Eventually, she got to a line of box shrubs that separated the Kirkman's house from the one next door. Love crouched down behind the greenery, and shuffled down the line until she came to a stop.
She must have found a vantage point.
Love stayed crouched for a while, watching. Other than adjusting her footing, she made no other movements. Then, something else caught Harry'
s attention.
The man was still several blocks away, but closing the gap quickly. At first, he was just a blur to Harry and his old man eyes, but when the man came into focus, and Harry could see the scars, he knew. He had never seen Robert Kirkman before, but there was no mistaking him. Blood ran down the man's arms, and his smile was abhorrent.
For fucks sake, Harry, do something.
He took out his phone and sent text after text after text. He saw Love react to the movement in the seat of her pants, but she wasn't reacting fast enough. He was almost there.
Do something, Harry. Do something
FORTY SIX
“Have a seat, Robert.”
The young man had not sat down since entering Dr. Lyst's office. He stood nervously by the door, and looked as if he would bolt at the slightest sound or movement.
“It's alright. I understand that I'm not the doctor that you're used to seeing, but I can assure you that I'll give you ample care. If you will just have a seat, we can get to know each other a little better, and I'm sure that you will warm to me, as you did to Dr. Willis.”

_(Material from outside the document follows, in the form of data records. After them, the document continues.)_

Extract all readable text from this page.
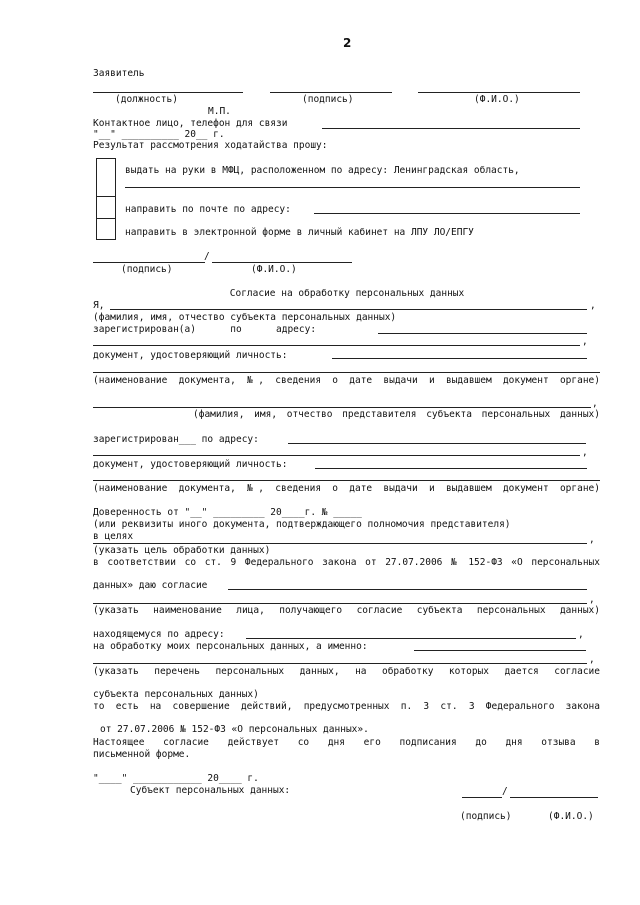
2
Заявитель
(должность)	(подпись)	(Ф.И.О.)
М.П.
Контактное лицо, телефон для связи
"__" __________ 20__ г.
Результат рассмотрения ходатайства прошу:
выдать на руки в МФЦ, расположенном по адресу: Ленинградская область,
направить по почте по адресу:
направить в электронной форме в личный кабинет на ЛПУ ЛО/ЕПГУ
/
(подпись)	(Ф.И.О.)
Согласие на обработку персональных данных
Я,	,
(фамилия, имя, отчество субъекта персональных данных)
зарегистрирован(а)      по      адресу:
,
документ, удостоверяющий личность:
(наименование документа, №, сведения о дате выдачи и выдавшем документ органе)
,
(фамилия, имя, отчество представителя субъекта персональных данных)
зарегистрирован___ по адресу:
,
документ, удостоверяющий личность:
(наименование документа, №, сведения о дате выдачи и выдавшем документ органе)
Доверенность от "__" _________ 20____г. № _____
(или реквизиты иного документа, подтверждающего полномочия представителя)
в целях	,
(указать цель обработки данных)
в соответствии со ст. 9 Федерального закона от 27.07.2006 № 152-ФЗ «О персональных
данных» даю согласие
,
(указать наименование лица, получающего согласие субъекта персональных данных)
находящемуся по адресу:	,
на обработку моих персональных данных, а именно:
,
(указать перечень персональных данных, на обработку которых дается согласие
субъекта персональных данных)
то есть на совершение действий, предусмотренных п. 3 ст. 3 Федерального закона
от 27.07.2006 № 152-ФЗ «О персональных данных».
Настоящее согласие действует со дня его подписания до дня отзыва в
письменной форме.
"____" ____________ 20____ г.
Субъект персональных данных:	/
(подпись)	(Ф.И.О.)
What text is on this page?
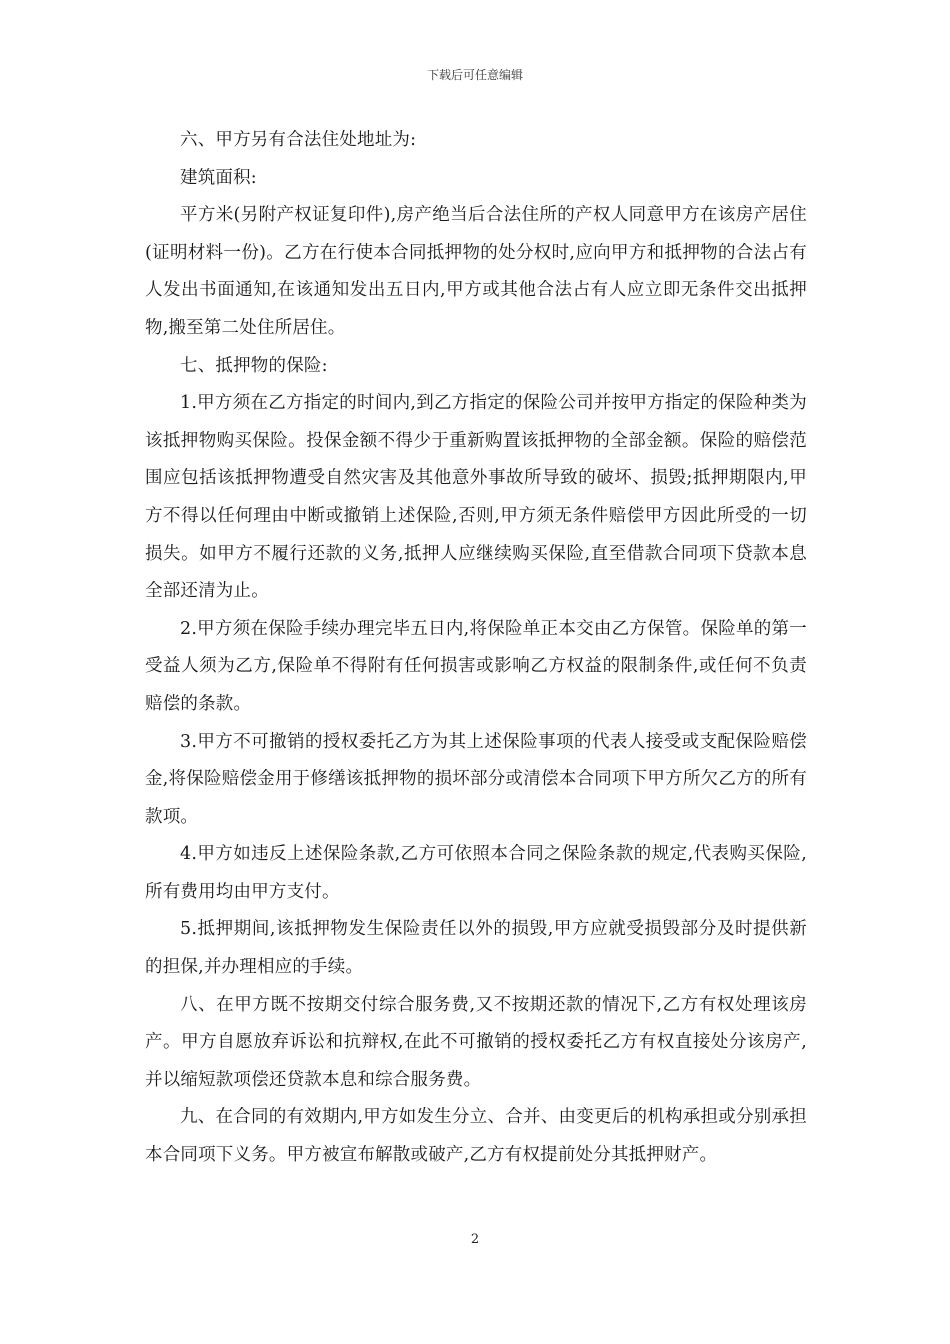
下载后可任意编辑

六、甲方另有合法住处地址为:

建筑面积:

平方米(另附产权证复印件),房产绝当后合法住所的产权人同意甲方在该房产居住(证明材料一份)。乙方在行使本合同抵押物的处分权时,应向甲方和抵押物的合法占有人发出书面通知,在该通知发出五日内,甲方或其他合法占有人应立即无条件交出抵押物,搬至第二处住所居住。

七、抵押物的保险:

1.甲方须在乙方指定的时间内,到乙方指定的保险公司并按甲方指定的保险种类为该抵押物购买保险。投保金额不得少于重新购置该抵押物的全部金额。保险的赔偿范围应包括该抵押物遭受自然灾害及其他意外事故所导致的破坏、损毁;抵押期限内,甲方不得以任何理由中断或撤销上述保险,否则,甲方须无条件赔偿甲方因此所受的一切损失。如甲方不履行还款的义务,抵押人应继续购买保险,直至借款合同项下贷款本息全部还清为止。

2.甲方须在保险手续办理完毕五日内,将保险单正本交由乙方保管。保险单的第一受益人须为乙方,保险单不得附有任何损害或影响乙方权益的限制条件,或任何不负责赔偿的条款。

3.甲方不可撤销的授权委托乙方为其上述保险事项的代表人接受或支配保险赔偿金,将保险赔偿金用于修缮该抵押物的损坏部分或清偿本合同项下甲方所欠乙方的所有款项。

4.甲方如违反上述保险条款,乙方可依照本合同之保险条款的规定,代表购买保险,所有费用均由甲方支付。

5.抵押期间,该抵押物发生保险责任以外的损毁,甲方应就受损毁部分及时提供新的担保,并办理相应的手续。

八、在甲方既不按期交付综合服务费,又不按期还款的情况下,乙方有权处理该房产。甲方自愿放弃诉讼和抗辩权,在此不可撤销的授权委托乙方有权直接处分该房产,并以缩短款项偿还贷款本息和综合服务费。

九、在合同的有效期内,甲方如发生分立、合并、由变更后的机构承担或分别承担本合同项下义务。甲方被宣布解散或破产,乙方有权提前处分其抵押财产。

2
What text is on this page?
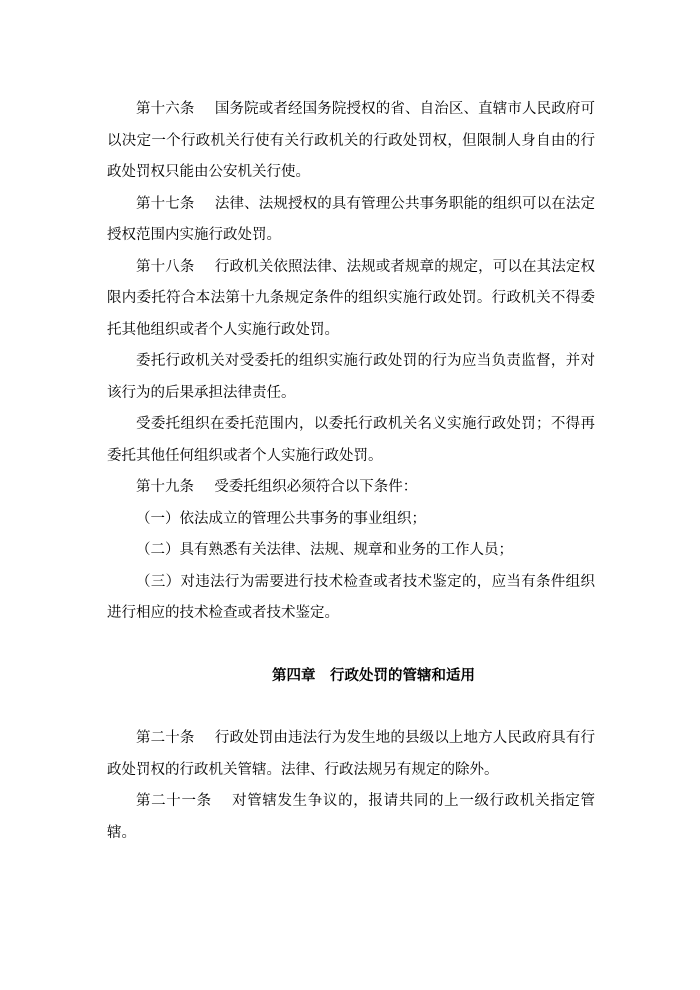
第十六条 国务院或者经国务院授权的省、自治区、直辖市人民政府可以决定一个行政机关行使有关行政机关的行政处罚权，但限制人身自由的行政处罚权只能由公安机关行使。

第十七条 法律、法规授权的具有管理公共事务职能的组织可以在法定授权范围内实施行政处罚。

第十八条 行政机关依照法律、法规或者规章的规定，可以在其法定权限内委托符合本法第十九条规定条件的组织实施行政处罚。行政机关不得委托其他组织或者个人实施行政处罚。

委托行政机关对受委托的组织实施行政处罚的行为应当负责监督，并对该行为的后果承担法律责任。

受委托组织在委托范围内，以委托行政机关名义实施行政处罚；不得再委托其他任何组织或者个人实施行政处罚。

第十九条 受委托组织必须符合以下条件：

（一）依法成立的管理公共事务的事业组织；

（二）具有熟悉有关法律、法规、规章和业务的工作人员；

（三）对违法行为需要进行技术检查或者技术鉴定的，应当有条件组织进行相应的技术检查或者技术鉴定。

第四章　 行政处罚的管辖和适用

第二十条 行政处罚由违法行为发生地的县级以上地方人民政府具有行政处罚权的行政机关管辖。法律、行政法规另有规定的除外。

第二十一条 对管辖发生争议的，报请共同的上一级行政机关指定管辖。
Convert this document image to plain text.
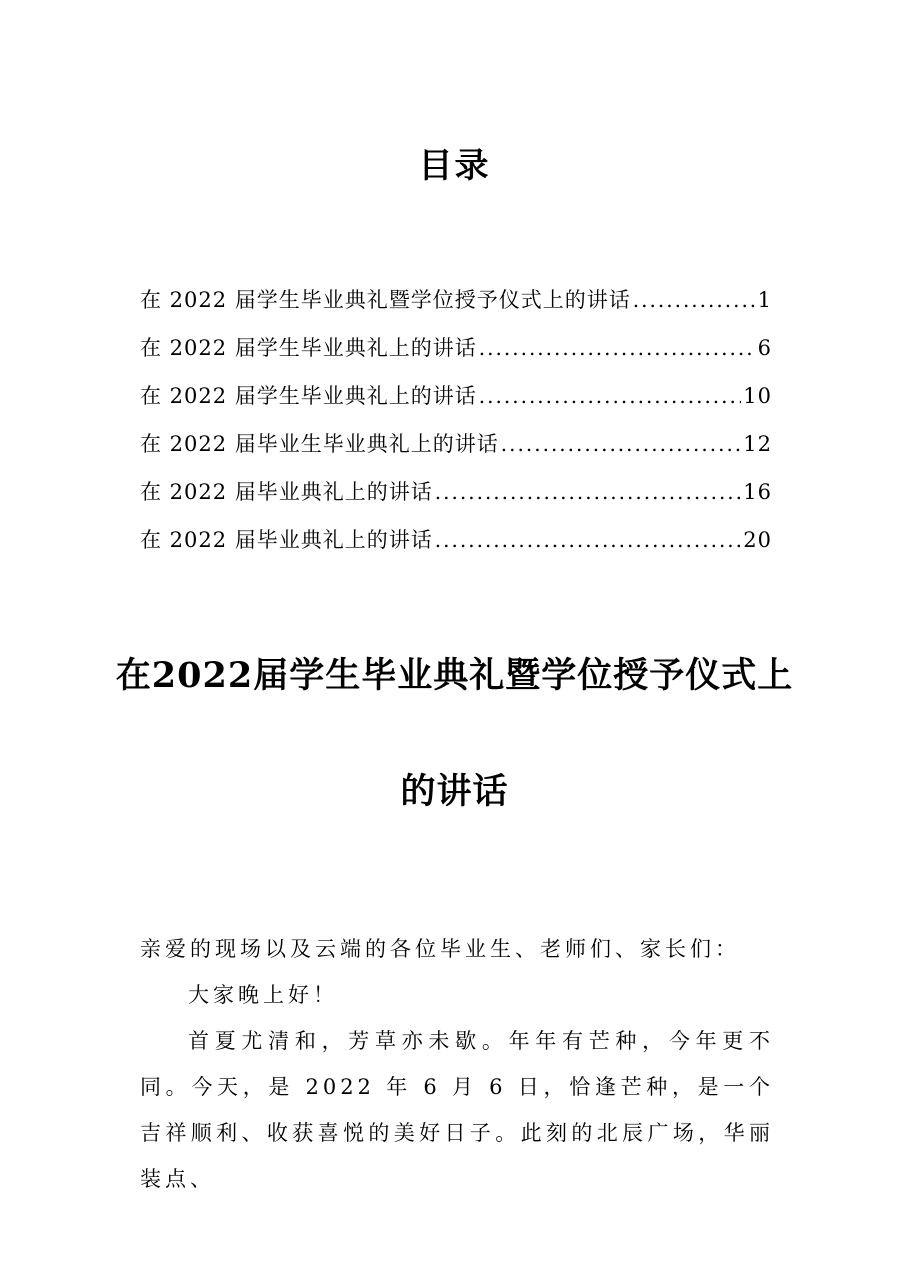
目录
在 2022 届学生毕业典礼暨学位授予仪式上的讲话 .....	1
在 2022 届学生毕业典礼上的讲话 .....	6
在 2022 届学生毕业典礼上的讲话 .....	10
在 2022 届毕业生毕业典礼上的讲话 .....	12
在 2022 届毕业典礼上的讲话 .....	16
在 2022 届毕业典礼上的讲话 .....	20
在2022届学生毕业典礼暨学位授予仪式上
的讲话

亲爱的现场以及云端的各位毕业生、老师们、家长们：

大家晚上好！

首夏尤清和，芳草亦未歇。年年有芒种，今年更不同。今天，是 2022 年 6 月 6 日，恰逢芒种，是一个吉祥顺利、收获喜悦的美好日子。此刻的北辰广场，华丽装点、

Robert didn't make a move, and instead of insisting, the new doctor simply remained silent. Minutes went by, and whether it was that Robert had grown more comfortable, or if he had just decided the quickest way out the room was through the chair, he sat.
“Good. I'm happy that you have decided to join me. My name is Dr. Earl Lyst, but you may call me Dr. Lyst, or just doctor. I've taken over your case from Dr. Willis, as he has left the hospital.”
“Where has he gone,” Robert asked quietly.
“That isn't something that is pertinent right now, Robert. It's just important for you to know that he is no longer with the Lincoln, and I have taken over the majority of his affairs.”
The doctor flipped through Robert's file, making subtle noises of understanding as he went along. “I see here that you have a history of violent behavior. That's why you were originally sent here, is it not?”